New earthwork sculpture unveiled at Meijer Gardens

By Jeffrey Kaczmarczyk
The Grand Rapids Press

GRAND RAPIDS, Mich. (AP) - Korean artist Lee Ufan's work can be found in the collections of the Museum of Modern Art and the Guggenheim Museum in New York City, the Tate Gallery in London, the Centre Georges Pompidou in Paris and now in Frederik Meijer Gardens & Sculpture Park.

But look carefully or you might walk past it. Or even through it.

Ufan's minimalist and earthwork piece, "Relatum: Forest Path," debuts as the first sculpture installed in the Gwen Frostic Woodland Shade Garden at Meijer Gardens.

"It's sort of a private piece, intended to be encountered," Joseph Becherer, vice president and chief curator at Meijer Gardens, told The Grand Rapids Press.

Elements of the site-specific installation include two massive boulders with large steel plates set in the ground between them. A crushed stone path through a natural setting leads to and away from the principal elements.

"You hit the steel path, and it's a very different visual experience, a very different physical experience, and a different audio experience," Becherer said.

The artist who Becherer described as a "cornerstone of contemporary sculpture in Asia" was less known in the United States than in other parts of the world prior to a major retrospective exhibition, "Marking Infinity," which opened in 2011 at the Guggenheim Museum with over 90 works spanning six decades from the 1960s to the present.

"Much of his work is a way to spark a conversation about what is the relationship between the industrial world and the natural world," Becherer said. "A large portion of his repertoire deals with interacting in the natural world, so it seemed like it would be a good fit for us at Meijer Gardens."

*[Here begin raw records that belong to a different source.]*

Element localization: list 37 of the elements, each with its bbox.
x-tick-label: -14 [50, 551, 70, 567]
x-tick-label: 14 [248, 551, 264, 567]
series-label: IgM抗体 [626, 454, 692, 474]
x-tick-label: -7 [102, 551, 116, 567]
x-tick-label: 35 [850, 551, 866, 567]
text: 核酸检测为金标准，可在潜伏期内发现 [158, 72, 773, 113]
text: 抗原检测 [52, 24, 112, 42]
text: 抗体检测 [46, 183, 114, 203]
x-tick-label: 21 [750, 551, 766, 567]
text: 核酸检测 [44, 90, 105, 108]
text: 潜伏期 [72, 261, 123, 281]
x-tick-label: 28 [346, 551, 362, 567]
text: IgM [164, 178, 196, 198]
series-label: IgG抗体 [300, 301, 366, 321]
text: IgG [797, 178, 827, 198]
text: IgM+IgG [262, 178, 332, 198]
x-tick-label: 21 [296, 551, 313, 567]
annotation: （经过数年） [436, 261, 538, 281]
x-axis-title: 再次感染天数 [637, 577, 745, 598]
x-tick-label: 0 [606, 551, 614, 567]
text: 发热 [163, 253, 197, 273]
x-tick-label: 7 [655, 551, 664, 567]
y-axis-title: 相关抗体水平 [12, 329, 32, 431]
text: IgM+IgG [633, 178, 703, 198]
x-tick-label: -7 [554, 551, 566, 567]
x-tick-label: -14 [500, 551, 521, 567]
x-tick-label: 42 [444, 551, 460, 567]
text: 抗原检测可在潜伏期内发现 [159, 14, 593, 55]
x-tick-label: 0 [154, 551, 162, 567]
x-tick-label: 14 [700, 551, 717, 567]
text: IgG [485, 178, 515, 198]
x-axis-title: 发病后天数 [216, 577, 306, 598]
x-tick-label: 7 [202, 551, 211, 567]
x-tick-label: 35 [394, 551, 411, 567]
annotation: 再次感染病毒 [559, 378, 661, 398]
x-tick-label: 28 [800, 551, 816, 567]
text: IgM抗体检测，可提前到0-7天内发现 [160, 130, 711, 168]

Meijer Gardens invited Ufan to visit in 2012 to choose a site for the commissioned work. Ufan returned two years later to select granite boulders from local quarries for the piece that's not far from the new Richard and Helen DeVos Japanese Garden, which opened to the public in June.

During three years of construction on the $22 million Japanese Garden, that corner of Meijer Gardens' campus was often overlooked.

"The Woodland Shade Garden was sort of out there. If you weren't coming back from the Farm Garden, you could easily miss it," Becherer said. "It's one of the real, natural treasures on our campus. We were happy to finally have the opportunity to do something on that site."

The site for Ufan's work was under construction for two years. Work was completed recently when the plants, including ferns, hostas and dogwood trees, were returned to the Woodland Shade Garden.

"Getting in two massive boulders and two tremendous sheets of steel," Becherer said, "it was a little messy, shall we say."